詳報
中村氏の陰で見えなかった貢献者たち
10年を経て東京高裁が成果を認める

中村氏の貢献度は5%,404特許は1010万円─青色LED訴訟

 「青色LED訴訟」が2005年1月11日に終結した。和解金額は「6億857万円」で遅延損害金を含めて「8億4391万円」。東京高等裁判所は中村修二氏が日亜化学工業で発明者として名前を残した「404特許」や「共同発明」を含む合計195件の特許について相当対価を計算し,それを和解金額に当てはめた。「将来の紛争も含めた全面的な和解」(東京高裁)だ。

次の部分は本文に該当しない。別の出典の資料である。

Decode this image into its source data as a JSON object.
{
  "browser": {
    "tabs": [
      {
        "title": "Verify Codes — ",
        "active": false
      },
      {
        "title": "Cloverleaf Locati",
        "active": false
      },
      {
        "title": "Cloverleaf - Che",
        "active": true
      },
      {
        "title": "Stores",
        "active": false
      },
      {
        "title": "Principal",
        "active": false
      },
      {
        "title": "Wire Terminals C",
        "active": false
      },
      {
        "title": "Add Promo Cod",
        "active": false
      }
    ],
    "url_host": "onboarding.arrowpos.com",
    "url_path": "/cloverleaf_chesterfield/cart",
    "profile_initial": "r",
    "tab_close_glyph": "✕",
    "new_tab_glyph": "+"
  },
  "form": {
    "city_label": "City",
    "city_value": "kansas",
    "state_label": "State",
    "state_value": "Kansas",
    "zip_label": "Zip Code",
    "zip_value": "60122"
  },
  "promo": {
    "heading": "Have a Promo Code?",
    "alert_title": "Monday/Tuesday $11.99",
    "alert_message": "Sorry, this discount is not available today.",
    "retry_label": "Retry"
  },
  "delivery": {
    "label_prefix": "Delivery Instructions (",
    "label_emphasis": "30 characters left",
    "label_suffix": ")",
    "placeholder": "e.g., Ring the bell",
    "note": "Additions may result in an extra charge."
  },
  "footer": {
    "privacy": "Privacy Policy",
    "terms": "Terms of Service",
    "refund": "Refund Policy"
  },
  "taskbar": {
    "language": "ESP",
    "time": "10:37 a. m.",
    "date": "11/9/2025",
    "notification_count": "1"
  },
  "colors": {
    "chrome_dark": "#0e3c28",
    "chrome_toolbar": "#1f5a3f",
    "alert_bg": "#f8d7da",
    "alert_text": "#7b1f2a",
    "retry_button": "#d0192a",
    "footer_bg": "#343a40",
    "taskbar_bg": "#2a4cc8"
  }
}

 一審では404特許1件のみを大きく評価したが,東京高裁は404特許以外の存在を認め,日亜化学工業の競争力は多くの特許とノウハウの「集合体」であると判断した。この判断から,東京高裁が示した中村氏の貢献度は「5%」。また,東京高裁が示した計算式を基に日亜化学工業側の弁護士である長島安治氏が算出した404特許1件の相当対価は「最大限に見積もっても1010万円」だった。

 金銭の多寡を除き,この訴訟が多くの技術者に与える意味は「スターの陰に隠れていた無名の技術者の成果や貢献が認められたこと」だろう。